Below is an html example but my use case involves different types of unstructured text. What is a good generic approach to tie (label) each of the 2 text paragraphs below with their parent header (SUMMARY1)? The header here isn't really a header tag but its just a bolded text. I am trying to extract and identify text paragraphs along with their corresponding header sections irrespective of whether the header is really a standard header or something like below:
<!doctype html>
<html lang="en">
<head>
<meta charset="utf-8">
<title>Europe Test - Some stats</title>
<meta name="description" content="Watch videos and find the latest information.">
<body>
<p>
<b><location">SUMMARY1</b>
</p>
<p>
This is a region in <location>Europe</location>
where the climate is good.
</p>
<p>
Total <location>Europe</location> population estimate was used back then.
</p>
<div class="aspNetHidden"></div>
</body>
</html>
I am trying to come up with a JSON like this: {SUMMARY1: ['This is a region in Europe where the climate is good','Total Europe population estimate was used back then']}
Please advise. Thank you.
I was initially thinking about using the newspaper
module, but failed to find a way to get the SUMMARY1
as the only part of a "summary" or "description" or anywhere else on the resulting Article
object. In any case, check out this module - may really help you to parse HTML articles.

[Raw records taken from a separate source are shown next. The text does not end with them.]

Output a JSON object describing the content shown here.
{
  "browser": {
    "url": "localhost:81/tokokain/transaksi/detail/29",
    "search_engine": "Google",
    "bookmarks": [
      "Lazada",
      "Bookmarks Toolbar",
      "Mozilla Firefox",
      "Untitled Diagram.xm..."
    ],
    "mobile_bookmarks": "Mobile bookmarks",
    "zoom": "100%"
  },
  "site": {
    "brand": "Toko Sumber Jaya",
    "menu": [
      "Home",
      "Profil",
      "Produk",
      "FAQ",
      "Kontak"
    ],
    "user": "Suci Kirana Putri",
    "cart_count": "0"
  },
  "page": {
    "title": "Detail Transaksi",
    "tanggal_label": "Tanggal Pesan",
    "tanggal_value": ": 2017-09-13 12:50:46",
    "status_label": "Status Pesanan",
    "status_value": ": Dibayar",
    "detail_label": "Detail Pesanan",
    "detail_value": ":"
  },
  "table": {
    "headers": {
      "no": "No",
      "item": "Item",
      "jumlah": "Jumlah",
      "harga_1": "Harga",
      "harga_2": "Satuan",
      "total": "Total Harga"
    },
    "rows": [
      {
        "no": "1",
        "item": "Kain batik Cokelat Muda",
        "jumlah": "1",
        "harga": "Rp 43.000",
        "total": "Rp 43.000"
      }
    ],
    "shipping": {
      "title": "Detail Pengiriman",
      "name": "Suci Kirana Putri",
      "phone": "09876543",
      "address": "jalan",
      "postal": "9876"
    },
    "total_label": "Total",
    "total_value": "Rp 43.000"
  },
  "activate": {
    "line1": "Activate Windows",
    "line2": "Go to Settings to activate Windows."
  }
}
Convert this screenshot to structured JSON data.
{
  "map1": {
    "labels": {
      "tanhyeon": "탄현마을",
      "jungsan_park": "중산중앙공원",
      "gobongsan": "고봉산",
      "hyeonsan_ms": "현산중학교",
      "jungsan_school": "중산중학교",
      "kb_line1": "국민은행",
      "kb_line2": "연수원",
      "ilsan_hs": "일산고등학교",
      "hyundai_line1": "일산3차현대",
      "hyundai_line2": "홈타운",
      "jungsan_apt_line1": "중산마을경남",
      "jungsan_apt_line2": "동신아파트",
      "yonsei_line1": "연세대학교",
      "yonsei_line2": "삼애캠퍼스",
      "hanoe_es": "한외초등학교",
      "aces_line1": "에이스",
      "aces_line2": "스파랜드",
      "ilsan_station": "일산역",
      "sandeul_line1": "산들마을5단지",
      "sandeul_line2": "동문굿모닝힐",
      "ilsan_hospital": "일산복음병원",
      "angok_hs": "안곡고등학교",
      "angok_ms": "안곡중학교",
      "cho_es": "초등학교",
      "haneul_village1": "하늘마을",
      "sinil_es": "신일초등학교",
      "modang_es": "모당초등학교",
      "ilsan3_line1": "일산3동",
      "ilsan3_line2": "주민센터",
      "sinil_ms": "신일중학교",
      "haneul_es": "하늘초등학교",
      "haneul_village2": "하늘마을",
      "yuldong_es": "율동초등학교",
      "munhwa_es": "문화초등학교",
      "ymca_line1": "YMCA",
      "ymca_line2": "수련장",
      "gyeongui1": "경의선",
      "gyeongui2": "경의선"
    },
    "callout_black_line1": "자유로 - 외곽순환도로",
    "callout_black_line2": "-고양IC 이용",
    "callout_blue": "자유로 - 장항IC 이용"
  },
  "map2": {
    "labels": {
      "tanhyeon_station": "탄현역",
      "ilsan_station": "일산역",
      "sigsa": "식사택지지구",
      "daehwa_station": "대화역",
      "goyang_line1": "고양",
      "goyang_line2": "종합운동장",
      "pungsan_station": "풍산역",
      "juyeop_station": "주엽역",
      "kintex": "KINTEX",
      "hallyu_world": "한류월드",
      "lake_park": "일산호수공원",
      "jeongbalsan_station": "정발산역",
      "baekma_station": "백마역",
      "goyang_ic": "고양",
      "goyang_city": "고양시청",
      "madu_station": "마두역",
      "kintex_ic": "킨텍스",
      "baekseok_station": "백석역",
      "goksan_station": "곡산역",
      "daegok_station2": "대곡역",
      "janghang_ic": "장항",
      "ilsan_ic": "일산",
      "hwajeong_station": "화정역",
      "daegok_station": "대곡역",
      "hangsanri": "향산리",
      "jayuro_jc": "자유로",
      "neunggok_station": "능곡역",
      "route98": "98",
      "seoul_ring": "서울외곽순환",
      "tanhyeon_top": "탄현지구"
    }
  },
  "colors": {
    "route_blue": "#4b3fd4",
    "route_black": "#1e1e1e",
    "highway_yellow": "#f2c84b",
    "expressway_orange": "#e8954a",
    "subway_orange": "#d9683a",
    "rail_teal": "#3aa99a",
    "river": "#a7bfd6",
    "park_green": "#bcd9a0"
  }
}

But, if using BeautifulSoup
, you may initially locate the header, then get the next p
elements with find_all_next()
:
from bs4 import BeautifulSoup, NavigableString
import newspaper
html = """
<!doctype html>
<html lang="en">
<head>
<meta charset="utf-8">
<title>Europe Test - Some stats</title>
<meta name="description" content="Watch videos and find the latest information.">
<body>
<p>
<b><location value="LS/us.de" idsrc="xmltag.org">SUMMARY1</b>
</p>
<p>
This is a region in <location>Europe</location>
where the climate is good.
</p>
<p>
Total <location value="LS/us.de" idsrc="xmltag.org">Europe</location> population estimate was used back then.
</p>
<div class="aspNetHidden"></div>
</body>
</html>"""
soup = BeautifulSoup(html, "lxml")
header = soup.find("b")
parts = [p.get_text(strip=True, separator=" ") for p in header.find_all_next("p")]
print({header.get_text(strip=True): parts})
Prints:
{'SUMMARY1': [
'This is a region in Europe where the climate is good.',
'Total Europe population estimate was used back then.']}